NEW DELHI: Jindal Steel and Power plans to re-bid for a controlling stake in Zimbabwe Iron and Steel Company, or Zisco, more than two months after the African company rejected the Delhi-based firm’s earlier bid.
Jindal Steel renewed its offer after the Zimbabwe government recently invited fresh bids for selling 70% equity stake in the state-run Zisco which also owns iron ore reserves of 100 million tonnes. Worries over Zisco’s high debt of $300 million may be behind the second offer for a controlling stake sale, said people connected with the development.
“The Zimbabwe government is aiming for better valuations and so has invited fresh bids. They are trying to make the Zisco deal more attractive to gain higher investor interest,” said the persons cited earlier. As per the new tender, bids from interested parties need to be submitted by September 24. A Jindal Steel spokesperson declined to comment whether his company had submitted the bid.

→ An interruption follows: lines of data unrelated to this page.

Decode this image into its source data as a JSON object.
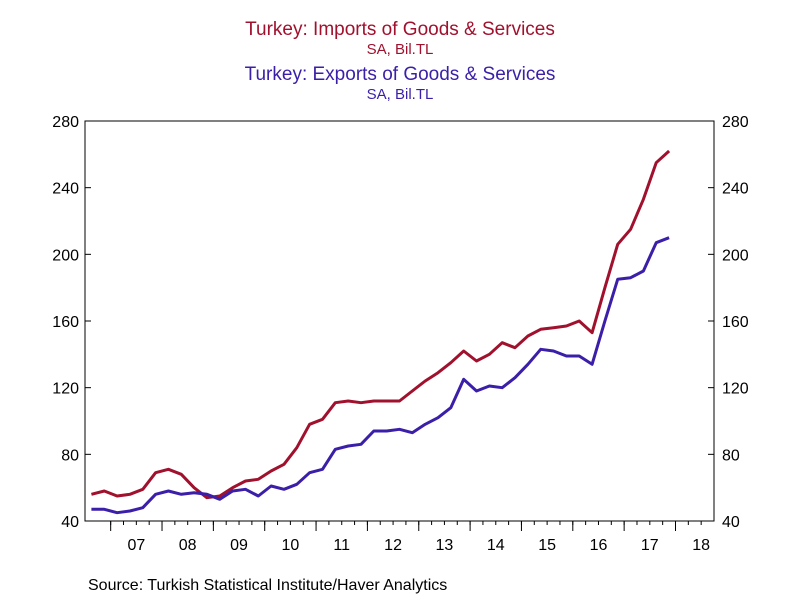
{
  "chart_data": {
    "type": "line",
    "series": [
      {
        "name": "Turkey: Imports of Goods & Services",
        "units": "SA, Bil.TL",
        "color": "#a0112e",
        "values": [
          56,
          58,
          55,
          56,
          59,
          69,
          71,
          68,
          60,
          54,
          55,
          60,
          64,
          65,
          70,
          74,
          84,
          98,
          101,
          111,
          112,
          111,
          112,
          112,
          112,
          118,
          124,
          129,
          135,
          142,
          136,
          140,
          147,
          144,
          151,
          155,
          156,
          157,
          160,
          153,
          180,
          206,
          215,
          233,
          255,
          262
        ]
      },
      {
        "name": "Turkey: Exports of Goods & Services",
        "units": "SA, Bil.TL",
        "color": "#3b1fa8",
        "values": [
          47,
          47,
          45,
          46,
          48,
          56,
          58,
          56,
          57,
          56,
          53,
          58,
          59,
          55,
          61,
          59,
          62,
          69,
          71,
          83,
          85,
          86,
          94,
          94,
          95,
          93,
          98,
          102,
          108,
          125,
          118,
          121,
          120,
          126,
          134,
          143,
          142,
          139,
          139,
          134,
          160,
          185,
          186,
          190,
          207,
          210
        ]
      }
    ],
    "x_start": "2006 Q3",
    "frequency": "quarterly",
    "x_tick_labels": [
      "07",
      "08",
      "09",
      "10",
      "11",
      "12",
      "13",
      "14",
      "15",
      "16",
      "17",
      "18"
    ],
    "y_ticks": [
      40,
      80,
      120,
      160,
      200,
      240,
      280
    ],
    "ylim": [
      40,
      280
    ],
    "y_axis_both_sides": true,
    "grid": false
  },
  "source": "Source:  Turkish Statistical Institute/Haver Analytics"
}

In May this year, Zimbabwe rejected bids from ArcelorMittal’s South African unit and Jindal Steel and Power on grounds that the two companies were too big to invest in Zisco. “We are a small country and we will have problems with a big multilateral company. The thinking is that we need a medium-sized investor for Zisco,” Zimbabwe Industry and Commerce minister Welshman NcubeNcube was reported as having said.
The Zimbabwe government has been looking for a suitor for the cash-starved Zisco, which had piled up debts amounting to about $300 million. The government invited bids last October that saw large companies like Jindal Steel, ArcelorMittal South Africa and Gateway Zimbabwe putting in their bids. Although the bids were later cancelled, concerns over Zisco’s mounting debts forced the government to re-invite the bids.
The Naveen Jindal-led Jindal Steel has shown interest in the deal because apart from owning huge iron ore reserves, Zisco also owns a 0.8 million tonne steel plant that will build its presence in the African market. Zisco also owns limestone mines with reserves of 60 million tonne. The company’s operations, however, have been stopped since the economic meltdown in 2008.
Jindal Steel & Power has already tied up a couple of foreign acquisitions in recent years. It acquired Oman-based Shadeed Iron & Steel for $464 million this May.
Last October, it bagged a thermal coal mine in South Africa. In 2006, it secured the rights to mine the El Mutun iron ore reserves in Bolivia.